鰺の押寿しの「大船軒」が再出発 鎌倉離れるも販売は継続 工場や喫茶店は閉鎖

レトロ感漂う「大船軒」の社屋兼工場=2021年撮影、鎌倉市岡本

 JR大船駅をはじめ首都圏各駅で販売されている「鰺(あじ)の押寿(おしず)し」や日本初のサンドイッチ駅弁で知られる「大船軒」(鎌倉市岡本)の社屋兼工場が5月末で約90年の歴史に幕を下ろした。現在は、合併先のJR東日本クロスステーションの埼玉県内の拠点で弁当製造を続ける。

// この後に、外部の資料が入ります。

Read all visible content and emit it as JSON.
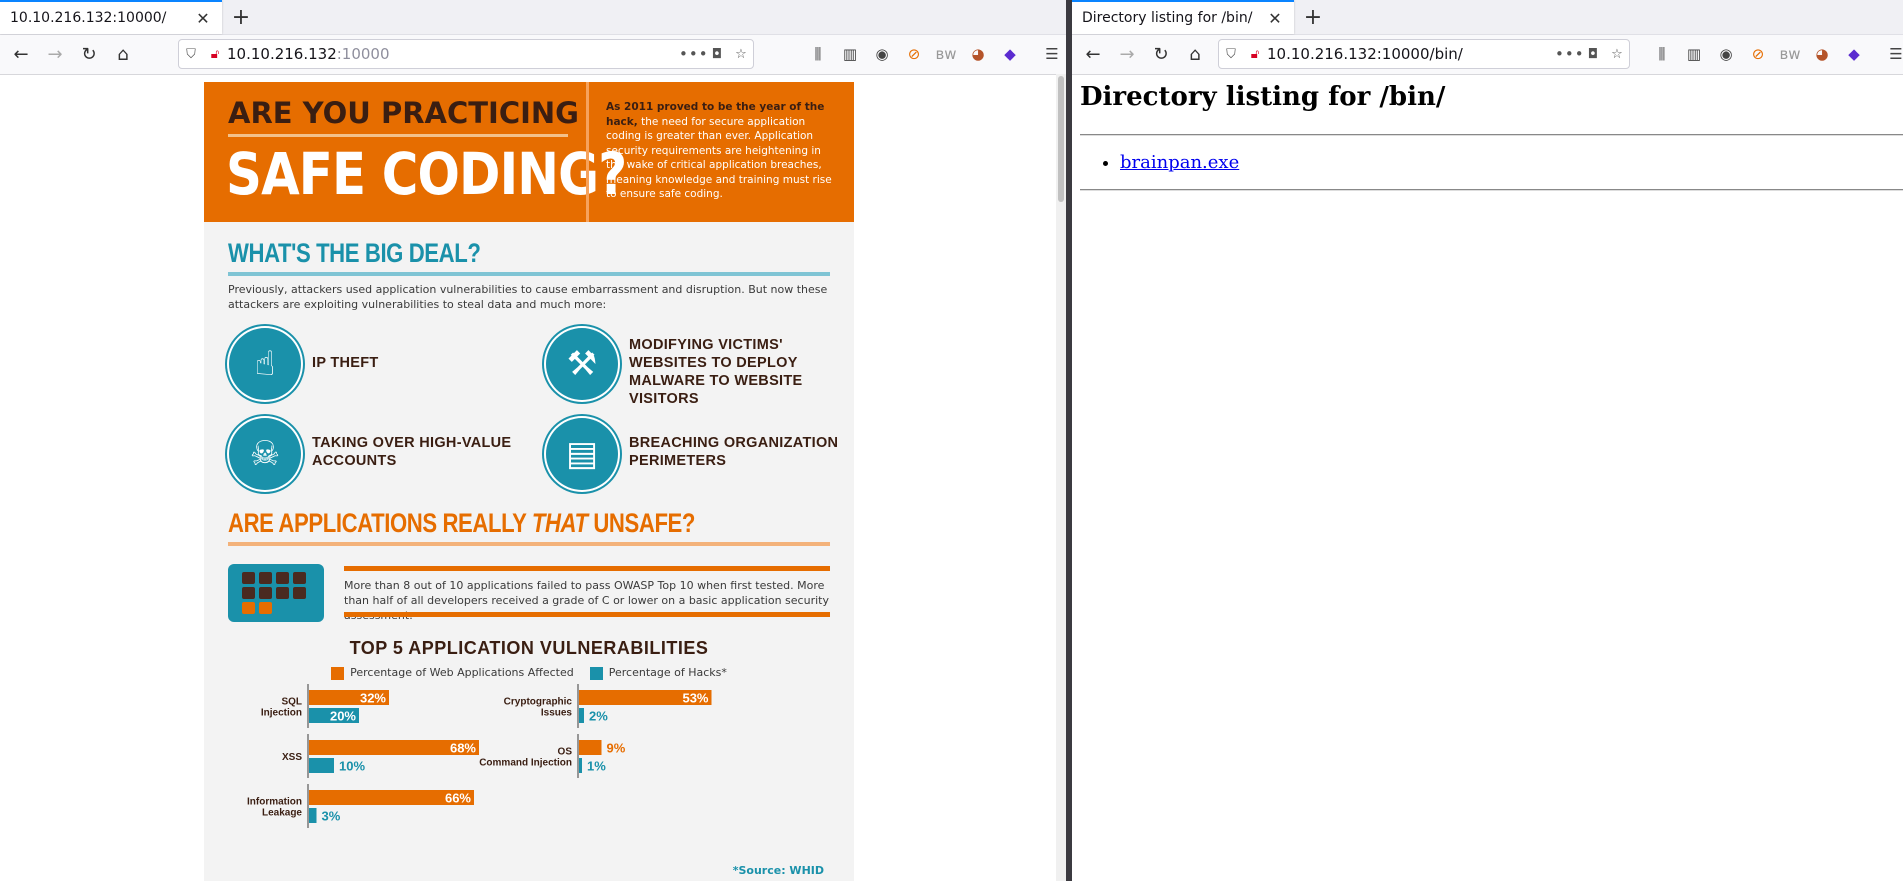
{
  "left": {
    "tab_title": "10.10.216.132:10000/",
    "url_host": "10.10.216.132",
    "url_port": ":10000",
    "page": {
      "hero_small": "ARE YOU PRACTICING",
      "hero_big": "SAFE CODING?",
      "hero_bold": "As 2011 proved to be the year of the hack,",
      "hero_text": "the need for secure application coding is greater than ever. Application security requirements are heightening in the wake of critical application breaches, meaning knowledge and training must rise to ensure safe coding.",
      "section1_title": "WHAT'S THE BIG DEAL?",
      "section1_para": "Previously, attackers used application vulnerabilities to cause embarrassment and disruption. But now these attackers are exploiting vulnerabilities to steal data and much more:",
      "threats": [
        {
          "label": "IP THEFT",
          "icon": "head-hand-icon"
        },
        {
          "label": "MODIFYING VICTIMS' WEBSITES TO DEPLOY MALWARE TO WEBSITE VISITORS",
          "icon": "hammer-icon"
        },
        {
          "label": "TAKING OVER HIGH-VALUE ACCOUNTS",
          "icon": "skull-crossbones-icon"
        },
        {
          "label": "BREACHING ORGANIZATION PERIMETERS",
          "icon": "wallet-cards-icon"
        }
      ],
      "section2_title_a": "ARE APPLICATIONS REALLY ",
      "section2_title_b": "THAT",
      "section2_title_c": " UNSAFE?",
      "section2_para": "More than 8 out of 10 applications failed to pass OWASP Top 10 when first tested. More than half of all developers received a grade of C or lower on a basic application security assessment.",
      "source": "*Source: WHID"
    },
    "colors": {
      "orange": "#e66d00",
      "teal": "#1a91aa",
      "brown": "#3a1e12"
    }
  },
  "chart_data": {
    "type": "bar",
    "title": "TOP 5 APPLICATION VULNERABILITIES",
    "categories": [
      "SQL Injection",
      "XSS",
      "Information Leakage",
      "Cryptographic Issues",
      "OS Command Injection"
    ],
    "series": [
      {
        "name": "Percentage of Web Applications Affected",
        "color": "#e66d00",
        "values": [
          32,
          68,
          66,
          53,
          9
        ]
      },
      {
        "name": "Percentage of Hacks*",
        "color": "#1a91aa",
        "values": [
          20,
          10,
          3,
          2,
          1
        ]
      }
    ],
    "value_suffix": "%",
    "orientation": "horizontal"
  },
  "right": {
    "tab_title": "Directory listing for /bin/",
    "url": "10.10.216.132:10000/bin/",
    "heading": "Directory listing for /bin/",
    "files": [
      "brainpan.exe"
    ]
  },
  "icons": {
    "back": "back-arrow-icon",
    "forward": "forward-arrow-icon",
    "reload": "reload-icon",
    "home": "home-icon",
    "shield": "tracking-shield-icon",
    "insecure": "insecure-connection-icon",
    "more": "page-actions-icon",
    "pocket": "pocket-icon",
    "bookmark": "bookmark-star-icon",
    "library": "library-icon",
    "sidebar": "sidebar-icon",
    "account": "account-icon",
    "menu": "hamburger-menu-icon"
  }
}
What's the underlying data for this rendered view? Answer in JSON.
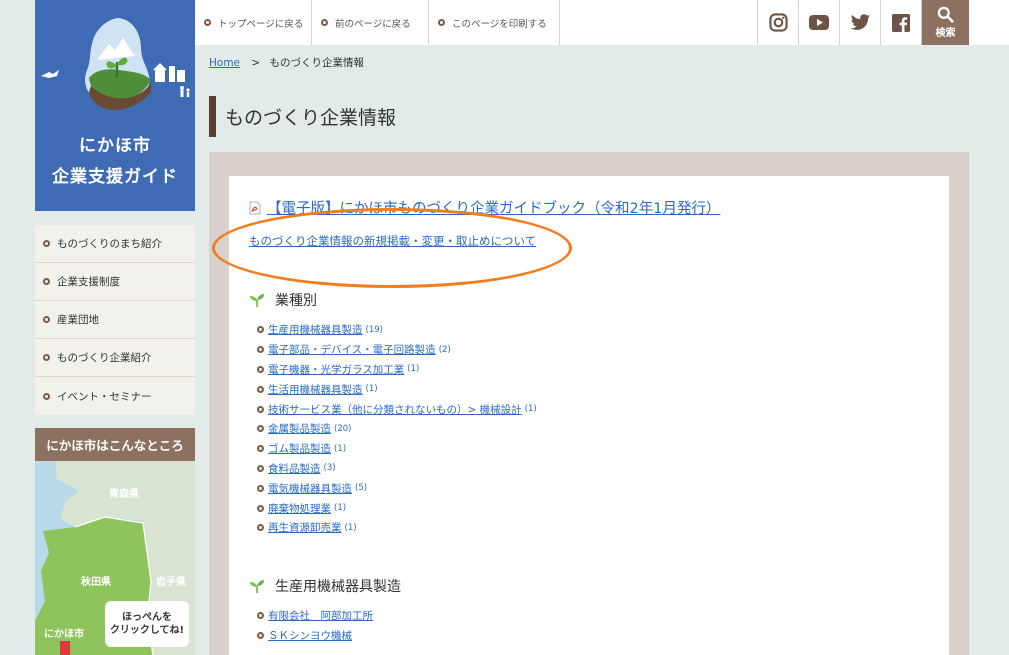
{
  "top_links": [
    {
      "label": "トップページに戻る"
    },
    {
      "label": "前のページに戻る"
    },
    {
      "label": "このページを印刷する"
    }
  ],
  "social": [
    "instagram-icon",
    "youtube-icon",
    "twitter-icon",
    "facebook-icon"
  ],
  "search": {
    "label": "検索"
  },
  "logo": {
    "line1": "にかほ市",
    "line2": "企業支援ガイド"
  },
  "sidebar": {
    "items": [
      {
        "label": "ものづくりのまち紹介"
      },
      {
        "label": "企業支援制度"
      },
      {
        "label": "産業団地"
      },
      {
        "label": "ものづくり企業紹介"
      },
      {
        "label": "イベント・セミナー"
      }
    ],
    "map_title": "にかほ市はこんなところ",
    "map_labels": {
      "aomori": "青森県",
      "akita": "秋田県",
      "iwate": "岩手県",
      "nikaho": "にかほ市"
    },
    "map_bubble": {
      "line1": "ほっぺんを",
      "line2": "クリックしてね!"
    }
  },
  "breadcrumb": {
    "home": "Home",
    "sep": ">",
    "current": "ものづくり企業情報"
  },
  "page_title": "ものづくり企業情報",
  "pdf_link": "【電子版】にかほ市ものづくり企業ガイドブック（令和2年1月発行）",
  "notice_link": "ものづくり企業情報の新規掲載・変更・取止めについて",
  "section1": {
    "title": "業種別",
    "categories": [
      {
        "label": "生産用機械器具製造",
        "count": "(19)"
      },
      {
        "label": "電子部品・デバイス・電子回路製造",
        "count": "(2)"
      },
      {
        "label": "電子機器・光学ガラス加工業",
        "count": "(1)"
      },
      {
        "label": "生活用機械器具製造",
        "count": "(1)"
      },
      {
        "label": "技術サービス業（他に分類されないもの）> 機械設計",
        "count": "(1)"
      },
      {
        "label": "金属製品製造",
        "count": "(20)"
      },
      {
        "label": "ゴム製品製造",
        "count": "(1)"
      },
      {
        "label": "食料品製造",
        "count": "(3)"
      },
      {
        "label": "電気機械器具製造",
        "count": "(5)"
      },
      {
        "label": "廃棄物処理業",
        "count": "(1)"
      },
      {
        "label": "再生資源卸売業",
        "count": "(1)"
      }
    ]
  },
  "section2": {
    "title": "生産用機械器具製造",
    "companies": [
      {
        "label": "有限会社　阿部加工所"
      },
      {
        "label": "ＳＫシンヨウ機械"
      }
    ]
  },
  "colors": {
    "accent_brown": "#8c7161",
    "logo_blue": "#3f6ab4",
    "link_blue": "#2a6bc4",
    "highlight_orange": "#f07d1e"
  }
}
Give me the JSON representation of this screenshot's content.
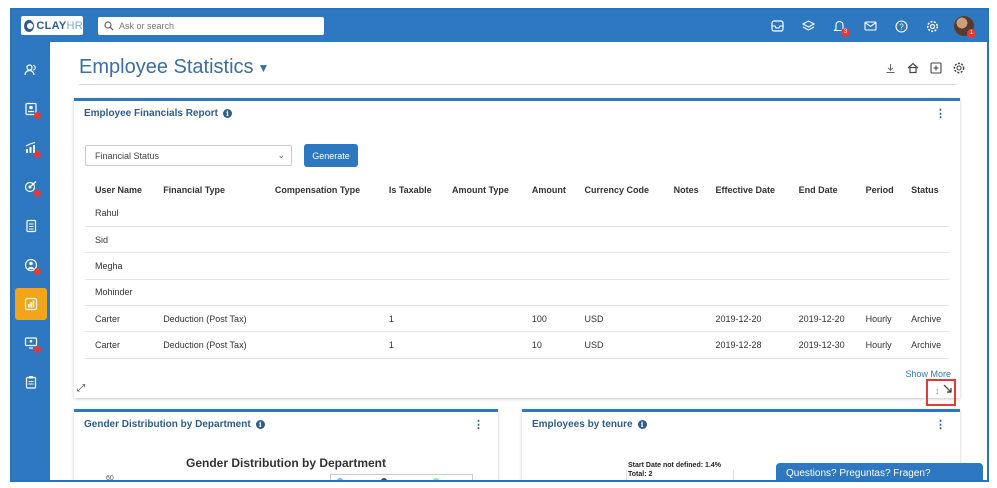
{
  "app": {
    "logo_brand": "CLAY",
    "logo_suffix": "HR",
    "search_placeholder": "Ask or search",
    "notification_count": "3",
    "avatar_badge": "1",
    "accent_color": "#2e78c2",
    "active_color": "#f2a51b"
  },
  "topbar_icons": [
    "inbox-icon",
    "layers-icon",
    "bell-icon",
    "mail-icon",
    "help-icon",
    "gear-icon"
  ],
  "sidebar": {
    "items": [
      {
        "icon": "users-icon",
        "dot": false,
        "active": false
      },
      {
        "icon": "user-card-icon",
        "dot": true,
        "active": false
      },
      {
        "icon": "performance-icon",
        "dot": true,
        "active": false
      },
      {
        "icon": "goals-icon",
        "dot": true,
        "active": false
      },
      {
        "icon": "documents-icon",
        "dot": false,
        "active": false
      },
      {
        "icon": "person-circle-icon",
        "dot": true,
        "active": false
      },
      {
        "icon": "reports-icon",
        "dot": false,
        "active": true
      },
      {
        "icon": "monitor-users-icon",
        "dot": true,
        "active": false
      },
      {
        "icon": "clipboard-icon",
        "dot": false,
        "active": false
      }
    ]
  },
  "page": {
    "title": "Employee Statistics",
    "actions": [
      "download-icon",
      "home-icon",
      "add-widget-icon",
      "settings-icon"
    ]
  },
  "financials_card": {
    "title": "Employee Financials Report",
    "select_value": "Financial Status",
    "generate_label": "Generate",
    "columns": [
      "User Name",
      "Financial Type",
      "Compensation Type",
      "Is Taxable",
      "Amount Type",
      "Amount",
      "Currency Code",
      "Notes",
      "Effective Date",
      "End Date",
      "Period",
      "Status"
    ],
    "rows": [
      [
        "Rahul",
        "",
        "",
        "",
        "",
        "",
        "",
        "",
        "",
        "",
        "",
        ""
      ],
      [
        "Sid",
        "",
        "",
        "",
        "",
        "",
        "",
        "",
        "",
        "",
        "",
        ""
      ],
      [
        "Megha",
        "",
        "",
        "",
        "",
        "",
        "",
        "",
        "",
        "",
        "",
        ""
      ],
      [
        "Mohinder",
        "",
        "",
        "",
        "",
        "",
        "",
        "",
        "",
        "",
        "",
        ""
      ],
      [
        "Carter",
        "Deduction (Post Tax)",
        "",
        "1",
        "",
        "100",
        "USD",
        "",
        "2019-12-20",
        "2019-12-20",
        "Hourly",
        "Archive"
      ],
      [
        "Carter",
        "Deduction (Post Tax)",
        "",
        "1",
        "",
        "10",
        "USD",
        "",
        "2019-12-28",
        "2019-12-30",
        "Hourly",
        "Archive"
      ]
    ],
    "show_more": "Show More"
  },
  "gender_card": {
    "title": "Gender Distribution by Department",
    "chart_title": "Gender Distribution by Department",
    "y_tick_visible": "60"
  },
  "tenure_card": {
    "title": "Employees by tenure",
    "note_line1": "Start Date not defined: 1.4%",
    "note_line2": "Total: 2"
  },
  "chat": {
    "label": "Questions? Preguntas? Fragen?"
  }
}
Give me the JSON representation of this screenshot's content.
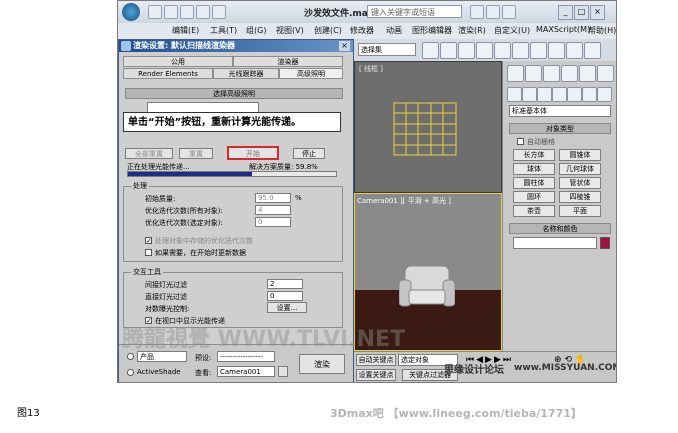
{
  "app": {
    "title": "沙发效文件.max",
    "search_placeholder": "键入关键字或短语"
  },
  "menus": [
    "编辑(E)",
    "工具(T)",
    "组(G)",
    "视图(V)",
    "创建(C)",
    "修改器",
    "动画",
    "图形编辑器",
    "渲染(R)",
    "自定义(U)",
    "MAXScript(M)",
    "帮助(H)"
  ],
  "toolbar": {
    "selection_filter": "选择集"
  },
  "viewports": {
    "top_label": "[ 线框 ]",
    "camera_label": "Camera001 ][ 平滑 + 高光 ]"
  },
  "command_panel": {
    "category": "标准基本体",
    "object_type_title": "对象类型",
    "autogrid": "自动栅格",
    "objects": [
      "长方体",
      "圆锥体",
      "球体",
      "几何球体",
      "圆柱体",
      "管状体",
      "圆环",
      "四棱锥",
      "茶壶",
      "平面"
    ],
    "name_color_title": "名称和颜色"
  },
  "dialog": {
    "title": "渲染设置: 默认扫描线渲染器",
    "tabs_row1": [
      "公用",
      "渲染器"
    ],
    "tabs_row2": [
      "Render Elements",
      "光线跟踪器",
      "高级照明"
    ],
    "section_select": "选择高级照明",
    "btn_reset_all": "全部重置",
    "btn_reset": "重置",
    "btn_start": "开始",
    "btn_stop": "停止",
    "progress_text": "正在处理光能传递...",
    "quality_text": "解决方案质量: 59.8%",
    "progress": 0.598,
    "processing_title": "处理",
    "initial_quality_label": "初始质量:",
    "initial_quality_value": "95.0",
    "initial_quality_unit": "%",
    "refine_all_label": "优化迭代次数(所有对象):",
    "refine_all_value": "4",
    "refine_sel_label": "优化迭代次数(选定对象):",
    "refine_sel_value": "0",
    "chk_process_refine": "处理对象中存储的优化迭代次数",
    "chk_update_data": "如果需要，在开始时更新数据",
    "interactive_title": "交互工具",
    "indirect_filter_label": "间接灯光过滤",
    "indirect_filter_value": "2",
    "direct_filter_label": "直接灯光过滤",
    "direct_filter_value": "0",
    "exposure_label": "对数曝光控制:",
    "exposure_btn": "设置...",
    "chk_display_vp": "在视口中显示光能传递",
    "product_label": "产品",
    "activeshade_label": "ActiveShade",
    "preset_label": "预设:",
    "preset_value": "-----------------",
    "view_label": "查看:",
    "view_value": "Camera001",
    "render_btn": "渲染"
  },
  "bottom_bar": {
    "auto_key": "自动关键点",
    "set_key": "设置关键点",
    "selected": "选定对象",
    "key_filter": "关键点过滤器"
  },
  "callout": "单击“开始”按钮，重新计算光能传递。",
  "watermarks": {
    "main": "腾龍視覺 WWW.TLVI.NET",
    "forum": "思缘设计论坛",
    "missyuan": "www.MISSYUAN.COM"
  },
  "figure_label": "图13",
  "footer": "3Dmax吧 【www.lineeg.com/tieba/1771】"
}
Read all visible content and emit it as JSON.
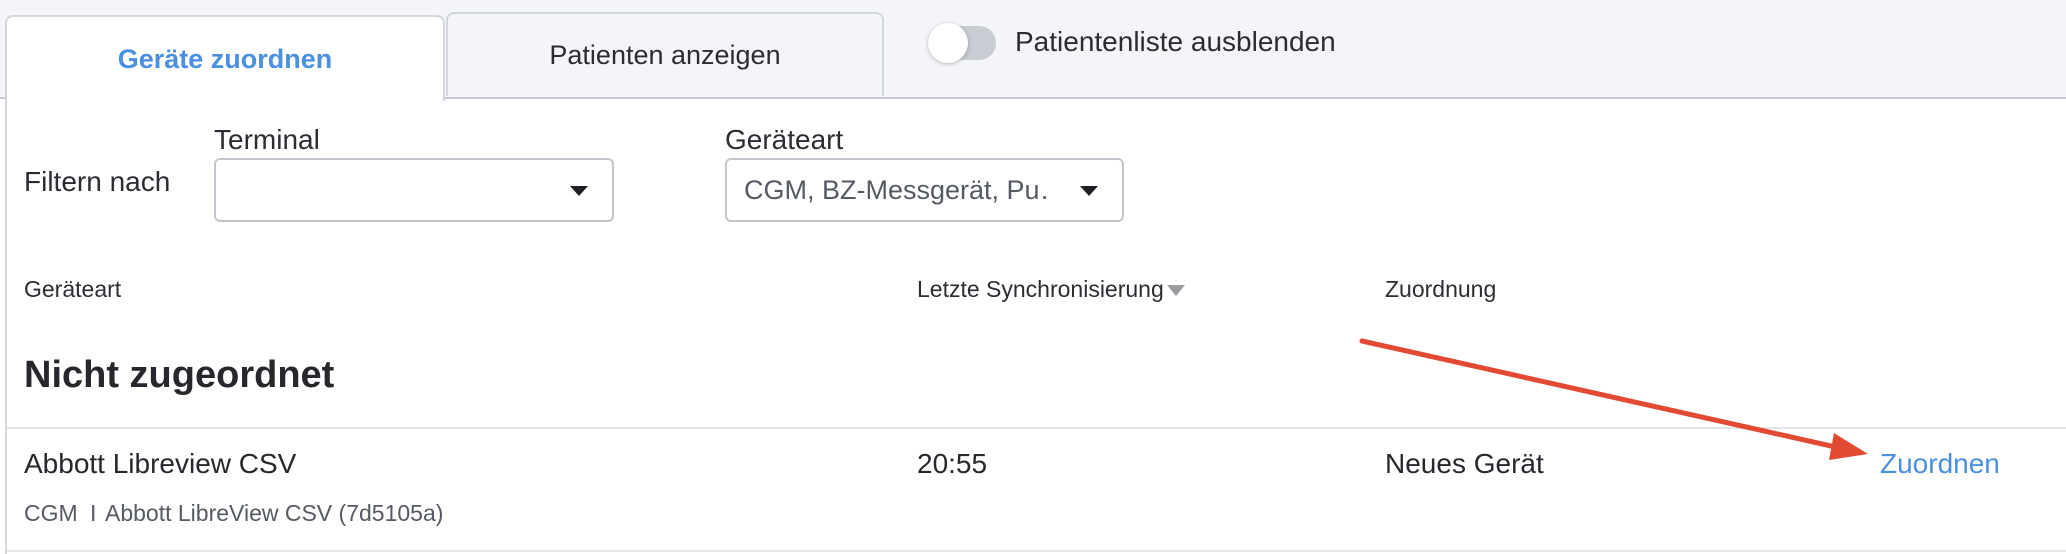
{
  "tabs": {
    "active": "Geräte zuordnen",
    "inactive": "Patienten anzeigen"
  },
  "toggle": {
    "label": "Patientenliste ausblenden",
    "on": false
  },
  "filters": {
    "label": "Filtern nach",
    "terminal": {
      "label": "Terminal",
      "value": ""
    },
    "device_type": {
      "label": "Geräteart",
      "value": "CGM, BZ-Messgerät, Pu…"
    }
  },
  "columns": {
    "device_type": "Geräteart",
    "last_sync": "Letzte Synchronisierung",
    "assignment": "Zuordnung"
  },
  "section": {
    "title": "Nicht zugeordnet"
  },
  "row": {
    "name": "Abbott Libreview CSV",
    "time": "20:55",
    "status": "Neues Gerät",
    "action": "Zuordnen",
    "sub_type": "CGM",
    "sub_sep": "I",
    "sub_detail": "Abbott LibreView CSV (7d5105a)"
  },
  "colors": {
    "accent": "#4a8fe0",
    "annotation_arrow": "#e24a33"
  }
}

地元住民からは、製造拠点移転やレトロな社屋の喫茶店「茶のみ処(どころ)」の閉鎖を惜しむ声が上がっている。

 大船軒は1898年に営業を開始。創業者の富岡周蔵と親交のあった第2代首相を務めた黒田清隆の勧めで、日本初の駅弁サンドイッチを売り出した。その後、相模湾で大量に取れたというアジを使って押しずしを発売すると、今日まで続くヒット商品になった。

 しかし時は流れ、コンビニなどの競合先が増えたことや電車の高速化で車内で弁当を食べる習慣が減ったことなどにより業績が悪化、2009年にJR東日本のグループ会社傘下に入った。

 十数年前からは1931(昭和6)年に建設された本社の一部を開放。「茶のみ処」として、限定メニューなどを提供してきた。近年は、地元の大学や大手コンビニとタッグを組み「コラボ弁当」を販売するなど話題づくりに努めてきた。